Daisuke Tsuchigahata views the world in terms that are more black and white. He sees all landscapes as comprised of two components – objects that will eventually disappear and those that will endure, which he renders primarily in two colors – black and white. In his multi-media, futuristic canvases of stunning virtuosity, Tsuchigahata stretches and contorts black panty stockings and string to create highly detailed cities while relying on white cotton, chalk, and mineral pigment to depict pure, clear skies. In reducing the fragility of the human condition to a simple relationship between two colors, the artist makes visual poetry.
Taking a different tact, Zach Horn turns inward to examine his own life – his relationships, memories, and psychology – to generate exquisite, tightly articulated graphite drawings that taken “together . . . would be a map of [his] brain.” Horn’s preference for smooth surfaces, rounded edges, and soft lighting parallels a metaphysical expressionism as revealed in his mutated forms, distorted proportions, and warped perspectives.

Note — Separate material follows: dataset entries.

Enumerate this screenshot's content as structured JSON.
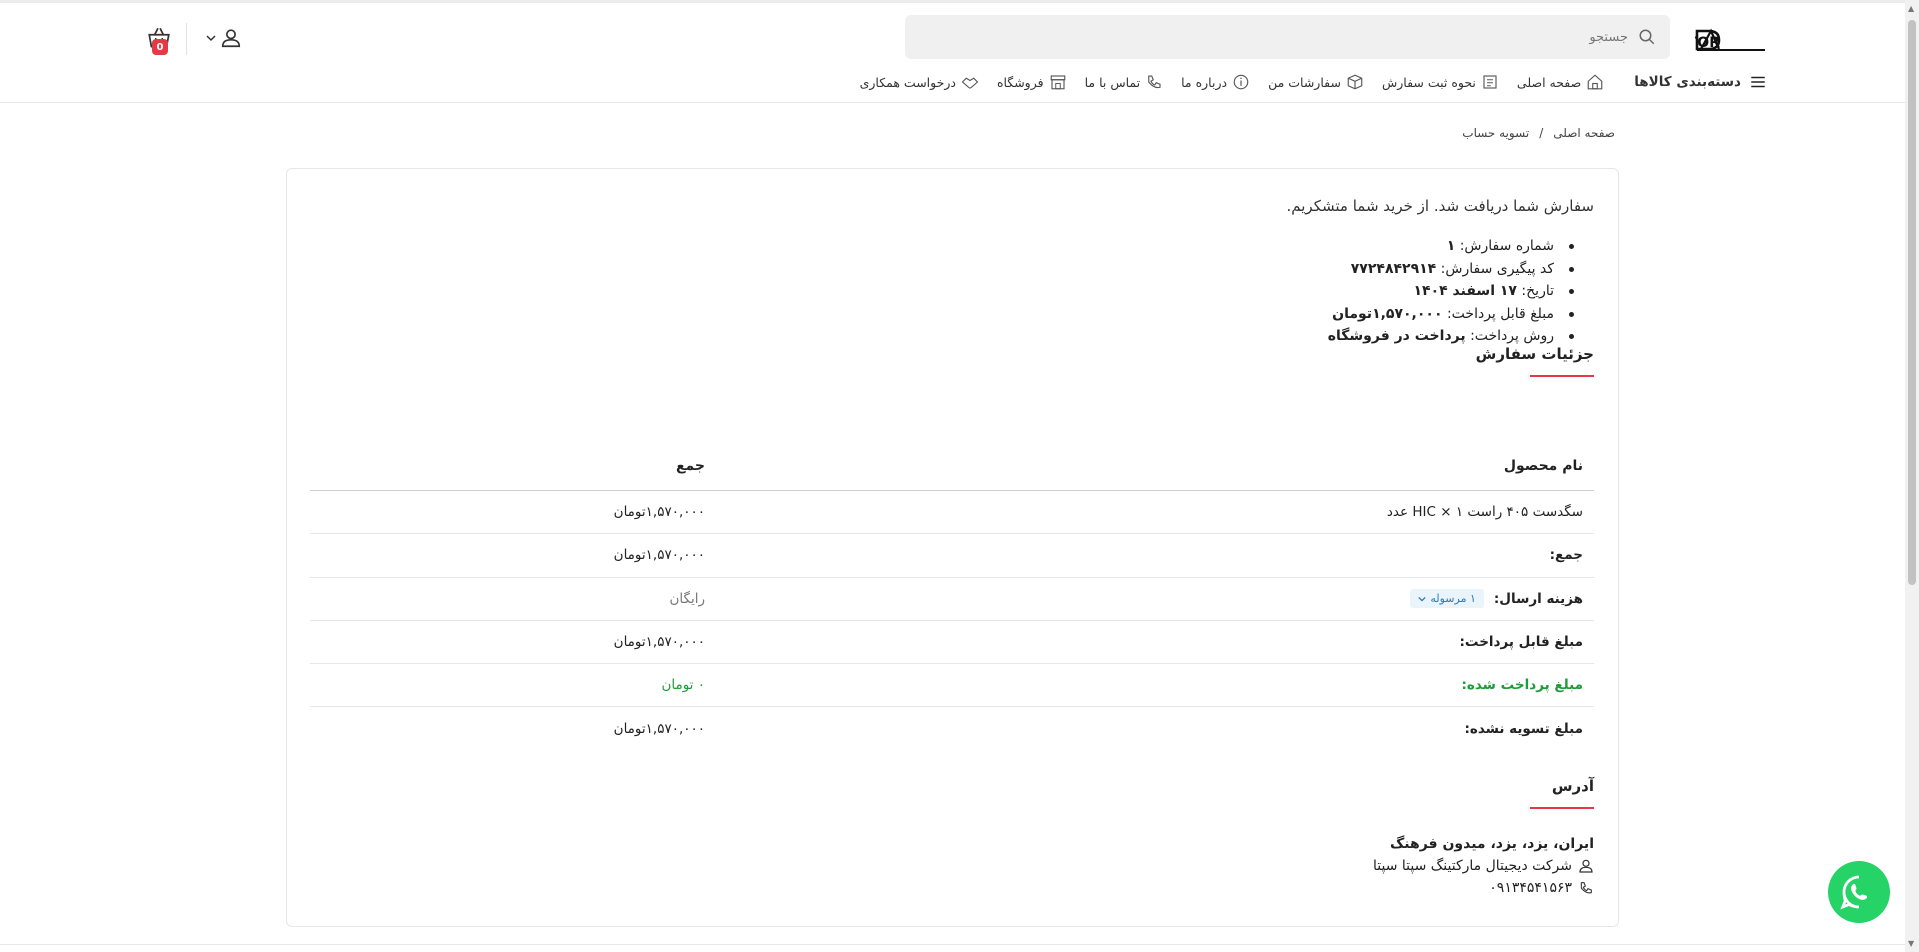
{
  "header": {
    "logo_text": "DAMOTOR",
    "search_placeholder": "جستجو",
    "cart_count": "0"
  },
  "nav": {
    "categories": "دسته‌بندی کالاها",
    "items": [
      {
        "label": "صفحه اصلی",
        "icon": "home-icon"
      },
      {
        "label": "نحوه ثبت سفارش",
        "icon": "order-guide-icon"
      },
      {
        "label": "سفارشات من",
        "icon": "box-icon"
      },
      {
        "label": "درباره ما",
        "icon": "info-icon"
      },
      {
        "label": "تماس با ما",
        "icon": "phone-icon"
      },
      {
        "label": "فروشگاه",
        "icon": "store-icon"
      },
      {
        "label": "درخواست همکاری",
        "icon": "handshake-icon"
      }
    ]
  },
  "breadcrumb": {
    "home": "صفحه اصلی",
    "separator": "/",
    "current": "تسویه حساب"
  },
  "order": {
    "thanks": "سفارش شما دریافت شد. از خرید شما متشکریم.",
    "info": [
      {
        "label": "شماره سفارش:",
        "value": "۱"
      },
      {
        "label": "کد پیگیری سفارش:",
        "value": "۷۷۲۴۸۴۲۹۱۴"
      },
      {
        "label": "تاریخ:",
        "value": "۱۷ اسفند ۱۴۰۴"
      },
      {
        "label": "مبلغ قابل پرداخت:",
        "value": "۱,۵۷۰,۰۰۰تومان"
      },
      {
        "label": "روش پرداخت:",
        "value": "پرداخت در فروشگاه"
      }
    ]
  },
  "details": {
    "title": "جزئیات سفارش",
    "col_product": "نام محصول",
    "col_total": "جمع",
    "product": "سگدست ۴۰۵ راست HIC × ۱ عدد",
    "product_total": "۱,۵۷۰,۰۰۰تومان",
    "subtotal_label": "جمع:",
    "subtotal": "۱,۵۷۰,۰۰۰تومان",
    "shipping_label": "هزینه ارسال:",
    "shipping_badge": "۱ مرسوله",
    "shipping_value": "رایگان",
    "payable_label": "مبلغ قابل پرداخت:",
    "payable": "۱,۵۷۰,۰۰۰تومان",
    "paid_label": "مبلغ پرداخت شده:",
    "paid": "۰ تومان",
    "unpaid_label": "مبلغ تسویه نشده:",
    "unpaid": "۱,۵۷۰,۰۰۰تومان"
  },
  "address": {
    "title": "آدرس",
    "location": "ایران، یزد، یزد، میدون فرهنگ",
    "company": "شرکت دیجیتال مارکتینگ سپتا سپتا",
    "phone": "۰۹۱۳۴۵۴۱۵۶۳"
  },
  "colors": {
    "accent": "#e63946",
    "paid_green": "#1e9b3a",
    "badge_blue": "#2a7bbf",
    "whatsapp": "#25d366"
  }
}
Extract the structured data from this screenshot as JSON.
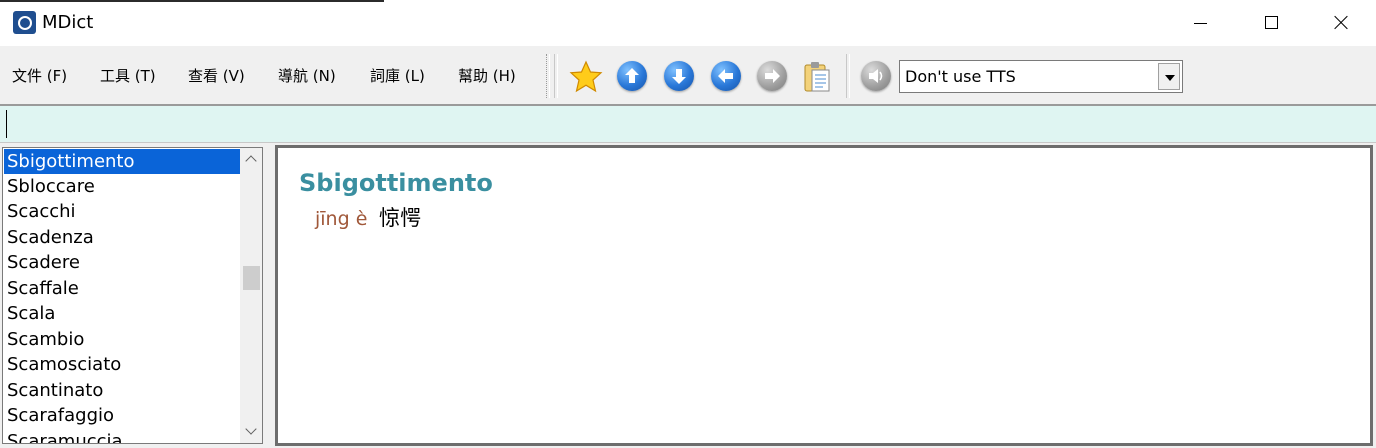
{
  "window": {
    "title": "MDict",
    "controls": [
      "minimize",
      "maximize",
      "close"
    ]
  },
  "menu": [
    {
      "label": "文件 (F)"
    },
    {
      "label": "工具 (T)"
    },
    {
      "label": "查看 (V)"
    },
    {
      "label": "導航 (N)"
    },
    {
      "label": "詞庫 (L)"
    },
    {
      "label": "幫助 (H)"
    }
  ],
  "toolbar": {
    "buttons": [
      {
        "name": "favorite-star",
        "icon": "star-icon"
      },
      {
        "name": "previous-entry",
        "icon": "arrow-up-icon"
      },
      {
        "name": "next-entry",
        "icon": "arrow-down-icon"
      },
      {
        "name": "back",
        "icon": "arrow-left-icon"
      },
      {
        "name": "forward",
        "icon": "arrow-right-icon"
      },
      {
        "name": "clipboard",
        "icon": "clipboard-icon"
      },
      {
        "name": "speak",
        "icon": "speaker-icon"
      }
    ],
    "tts": {
      "selected": "Don't use TTS"
    }
  },
  "search": {
    "value": "",
    "placeholder": ""
  },
  "wordlist": {
    "selected_index": 0,
    "items": [
      "Sbigottimento",
      "Sbloccare",
      "Scacchi",
      "Scadenza",
      "Scadere",
      "Scaffale",
      "Scala",
      "Scambio",
      "Scamosciato",
      "Scantinato",
      "Scarafaggio",
      "Scaramuccia"
    ]
  },
  "entry": {
    "headword": "Sbigottimento",
    "pinyin": "jīng è",
    "translation": "惊愕"
  },
  "colors": {
    "selection": "#0a64d8",
    "headword": "#3a8fa0",
    "pinyin": "#a0583a",
    "search_bg": "#dff5f2"
  }
}
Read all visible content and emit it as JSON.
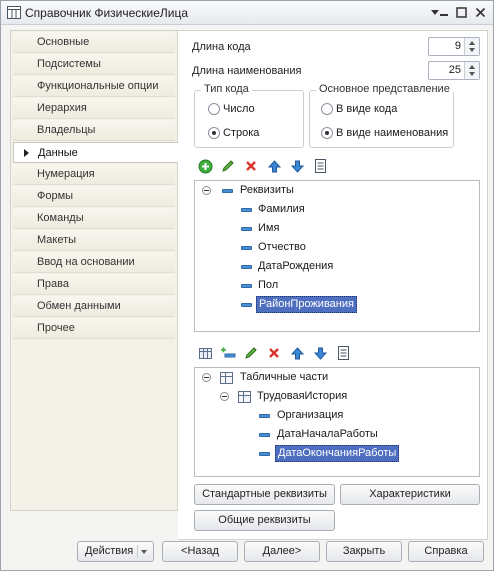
{
  "window": {
    "title": "Справочник ФизическиеЛица"
  },
  "nav": {
    "items": [
      {
        "label": "Основные"
      },
      {
        "label": "Подсистемы"
      },
      {
        "label": "Функциональные опции"
      },
      {
        "label": "Иерархия"
      },
      {
        "label": "Владельцы"
      },
      {
        "label": "Данные",
        "active": true
      },
      {
        "label": "Нумерация"
      },
      {
        "label": "Формы"
      },
      {
        "label": "Команды"
      },
      {
        "label": "Макеты"
      },
      {
        "label": "Ввод на основании"
      },
      {
        "label": "Права"
      },
      {
        "label": "Обмен данными"
      },
      {
        "label": "Прочее"
      }
    ]
  },
  "data_tab": {
    "code_length_label": "Длина кода",
    "code_length_value": "9",
    "name_length_label": "Длина наименования",
    "name_length_value": "25",
    "code_type": {
      "title": "Тип кода",
      "options": [
        "Число",
        "Строка"
      ],
      "selected": "Строка"
    },
    "main_presentation": {
      "title": "Основное представление",
      "options": [
        "В виде кода",
        "В виде наименования"
      ],
      "selected": "В виде наименования"
    },
    "attributes": {
      "root": "Реквизиты",
      "items": [
        "Фамилия",
        "Имя",
        "Отчество",
        "ДатаРождения",
        "Пол",
        "РайонПроживания"
      ],
      "selected": "РайонПроживания"
    },
    "tabular_sections": {
      "root": "Табличные части",
      "section": "ТрудоваяИстория",
      "items": [
        "Организация",
        "ДатаНачалаРаботы",
        "ДатаОкончанияРаботы"
      ],
      "selected": "ДатаОкончанияРаботы"
    },
    "buttons": {
      "standard_attributes": "Стандартные реквизиты",
      "characteristics": "Характеристики",
      "common_attributes": "Общие реквизиты"
    }
  },
  "footer": {
    "actions": "Действия",
    "back": "<Назад",
    "next": "Далее>",
    "close": "Закрыть",
    "help": "Справка"
  }
}
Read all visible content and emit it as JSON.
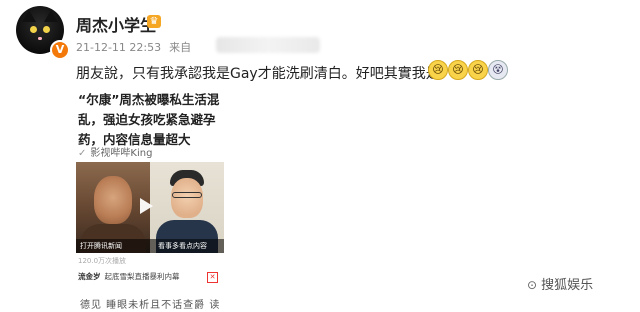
{
  "post": {
    "username": "周杰小学生",
    "level_badge": "V",
    "crown_badge": "♛",
    "timestamp": "21-12-11 22:53",
    "from_label": "来自",
    "text": "朋友說，只有我承認我是Gay才能洗刷清白。好吧其實我是",
    "emojis": [
      "😢",
      "😢",
      "😢",
      "😵"
    ]
  },
  "share_card": {
    "title": "“尔康”周杰被曝私生活混乱，强迫女孩吃紧急避孕药，内容信息量超大",
    "source_icon": "✓",
    "source": "影视哔哔King",
    "video_left_caption": "打开腾讯新闻",
    "video_right_caption": "看事多看点内容",
    "stats": "120.0万次播放",
    "comment_user": "流金岁",
    "comment_text": "起底雪梨直播暴利内幕",
    "close_icon": "✕",
    "bottom_text": "德见  睡眼未析且不话查爵  读"
  },
  "watermark": {
    "icon": "⊙",
    "text": "搜狐娱乐"
  }
}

Nicholas Hall obtained a BFA in painting in 2002 from the Pratt Institute and has participated in various group shows in New York, including Strange Fruit at RARE in 2012. Tom Snelgrove, who recently completed The Arctic Circle Expeditionary Residency Program, has exhibited at the Oodaaq Festival, Rennes, France; Het Nutshuis, The Hague, Netherlands; Simultan Festival, Timisoara, Romania; and Pierogi Gallery, Brooklyn, NY. Daisuke Tsuchigahata, who lives and works in Kanagawa, Japan, has exhibited with Gallery Yuki-Sis in Tokyo and Sagamihara Shimin Gallery in Kanagawa. Zach Horn, currently an adjunct professor at the University of Massachusetts in Boston, has shown with Gallery Benoit, Boston, MA; Nave Annex, Somerville, MA; Eckerd College, St. Petersburg, FL; and Gibson House Museum, Boston, MA.